Get your first Raspberry Pi scanning and data appearing in the dashboard in under 15 minutes.

System architecture

Understand how the Pi agent, cloud backend, MQTT/HTTP pipeline, and web dashboard fit together.

Raspberry Pi setup

Install dependencies, configure the BLE agent, and register your device with the backend.

API Reference

Explore every REST endpoint and the WebSocket feed for real-time detection events.

How it works

The system is composed of three independent layers that communicate over MQTT or HTTP:
1

Scan

Each Raspberry Pi runs the BLE agent (src/main.py), which uses the Bleak library to passively detect nearby BLE advertisements every 30 seconds. No pairing or consent is needed — the scanner only reads public advertisement packets.
2

Process & anonymize

Raw MAC addresses are hashed with SHA-256 and each device is classified into a proximity zone — NEAR (≥ −60 dBm), MEDIUM (≥ −75 dBm), or FAR (< −75 dBm) — before any data leaves the Pi.
3

Send to the cloud

The agent publishes processed detections in bulk to the FastAPI backend via MQTT or HTTP. An offline buffer retains up to 100 messages if the network is unavailable.
4

Visualize

The React dashboard connects via WebSocket for live updates and renders per-zone people estimates, hourly/daily trends, and CSV export filters.

Key features

Privacy by design

SHA-256 MAC anonymization happens on-device.
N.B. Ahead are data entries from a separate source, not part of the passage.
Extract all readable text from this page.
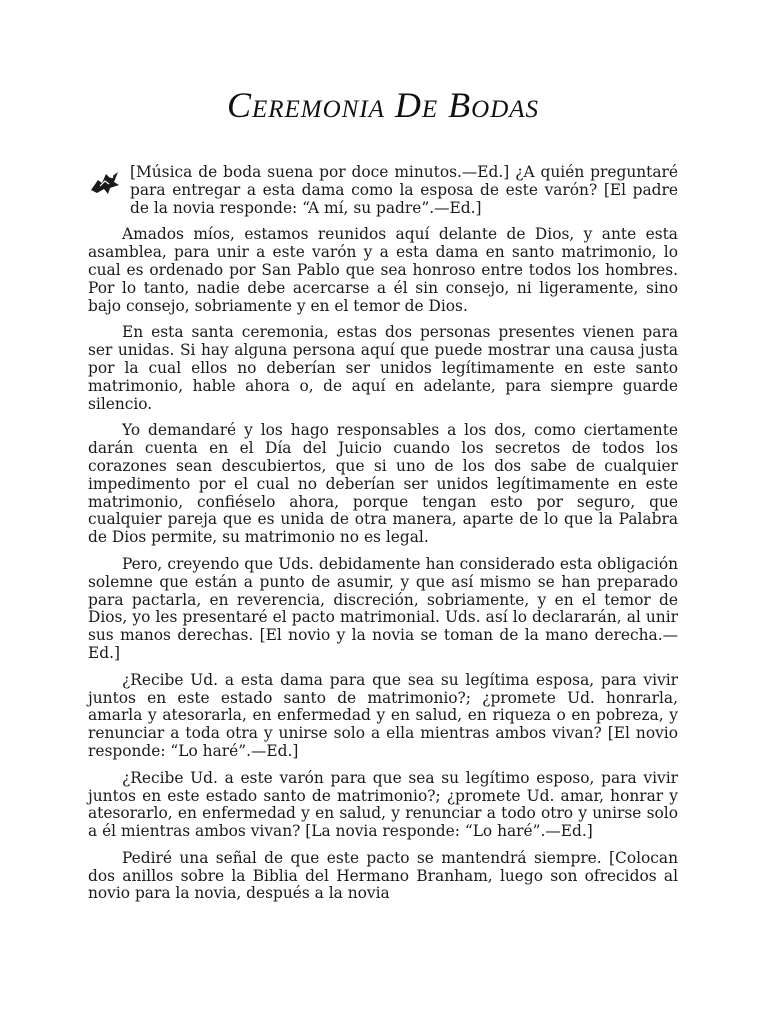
Ceremonia De Bodas

[Música de boda suena por doce minutos.—Ed.] ¿A quién preguntaré para entregar a esta dama como la esposa de este varón? [El padre de la novia responde: “A mí, su padre”.—Ed.]

Amados míos, estamos reunidos aquí delante de Dios, y ante esta asamblea, para unir a este varón y a esta dama en santo matrimonio, lo cual es ordenado por San Pablo que sea honroso entre todos los hombres. Por lo tanto, nadie debe acercarse a él sin consejo, ni ligeramente, sino bajo consejo, sobriamente y en el temor de Dios.

En esta santa ceremonia, estas dos personas presentes vienen para ser unidas. Si hay alguna persona aquí que puede mostrar una causa justa por la cual ellos no deberían ser unidos legítimamente en este santo matrimonio, hable ahora o, de aquí en adelante, para siempre guarde silencio.

Yo demandaré y los hago responsables a los dos, como ciertamente darán cuenta en el Día del Juicio cuando los secretos de todos los corazones sean descubiertos, que si uno de los dos sabe de cualquier impedimento por el cual no deberían ser unidos legítimamente en este matrimonio, confiéselo ahora, porque tengan esto por seguro, que cualquier pareja que es unida de otra manera, aparte de lo que la Palabra de Dios permite, su matrimonio no es legal.

Pero, creyendo que Uds. debidamente han considerado esta obligación solemne que están a punto de asumir, y que así mismo se han preparado para pactarla, en reverencia, discreción, sobriamente, y en el temor de Dios, yo les presentaré el pacto matrimonial. Uds. así lo declararán, al unir sus manos derechas. [El novio y la novia se toman de la mano derecha.—Ed.]

¿Recibe Ud. a esta dama para que sea su legítima esposa, para vivir juntos en este estado santo de matrimonio?; ¿promete Ud. honrarla, amarla y atesorarla, en enfermedad y en salud, en riqueza o en pobreza, y renunciar a toda otra y unirse solo a ella mientras ambos vivan? [El novio responde: “Lo haré”.—Ed.]

¿Recibe Ud. a este varón para que sea su legítimo esposo, para vivir juntos en este estado santo de matrimonio?; ¿promete Ud. amar, honrar y atesorarlo, en enfermedad y en salud, y renunciar a todo otro y unirse solo a él mientras ambos vivan? [La novia responde: “Lo haré”.—Ed.]

Pediré una señal de que este pacto se mantendrá siempre. [Colocan dos anillos sobre la Biblia del Hermano Branham, luego son ofrecidos al novio para la novia, después a la novia
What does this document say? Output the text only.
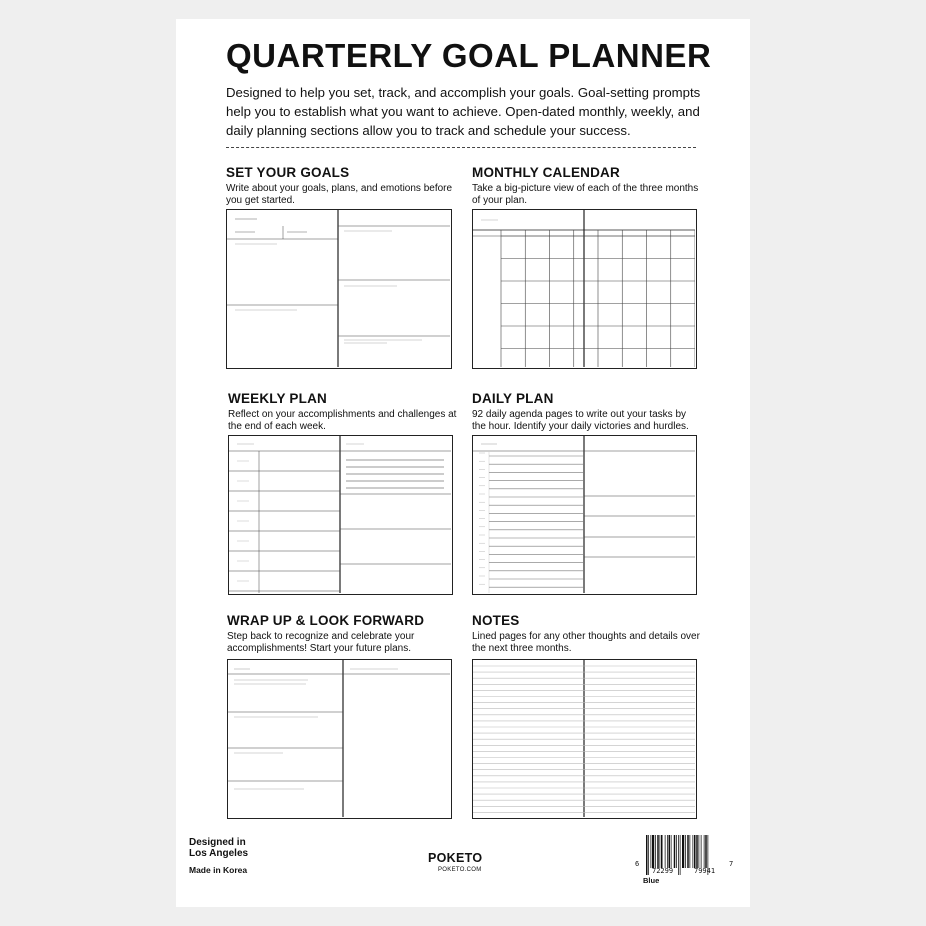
QUARTERLY GOAL PLANNER

Designed to help you set, track, and accomplish your goals. Goal-setting prompts help you to establish what you want to achieve. Open-dated monthly, weekly, and daily planning sections allow you to track and schedule your success.

SET YOUR GOALS

Write about your goals, plans, and emotions before you get started.

MONTHLY CALENDAR

Take a big-picture view of each of the three months of your plan.

WEEKLY PLAN

Reflect on your accomplishments and challenges at the end of each week.

DAILY PLAN

92 daily agenda pages to write out your tasks by the hour. Identify your daily victories and hurdles.

WRAP UP & LOOK FORWARD

Step back to recognize and celebrate your accomplishments! Start your future plans.

NOTES

Lined pages for any other thoughts and details over the next three months.

Designed in
Los Angeles
Made in Korea
POKETO
POKETO.COM
6
72299	79941
7
Blue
The cloud never sees raw hardware addresses.

Configurable zones

Tune NEAR / MEDIUM / FAR RSSI thresholds through the dashboard or API. Zone recalculation is retroactive.

MQTT & HTTP modes

Choose between MQTT (with offline buffering) or direct HTTP posting depending on your network setup.

CSV export

Download filtered detection records by date, zone, or device ID for offline analysis.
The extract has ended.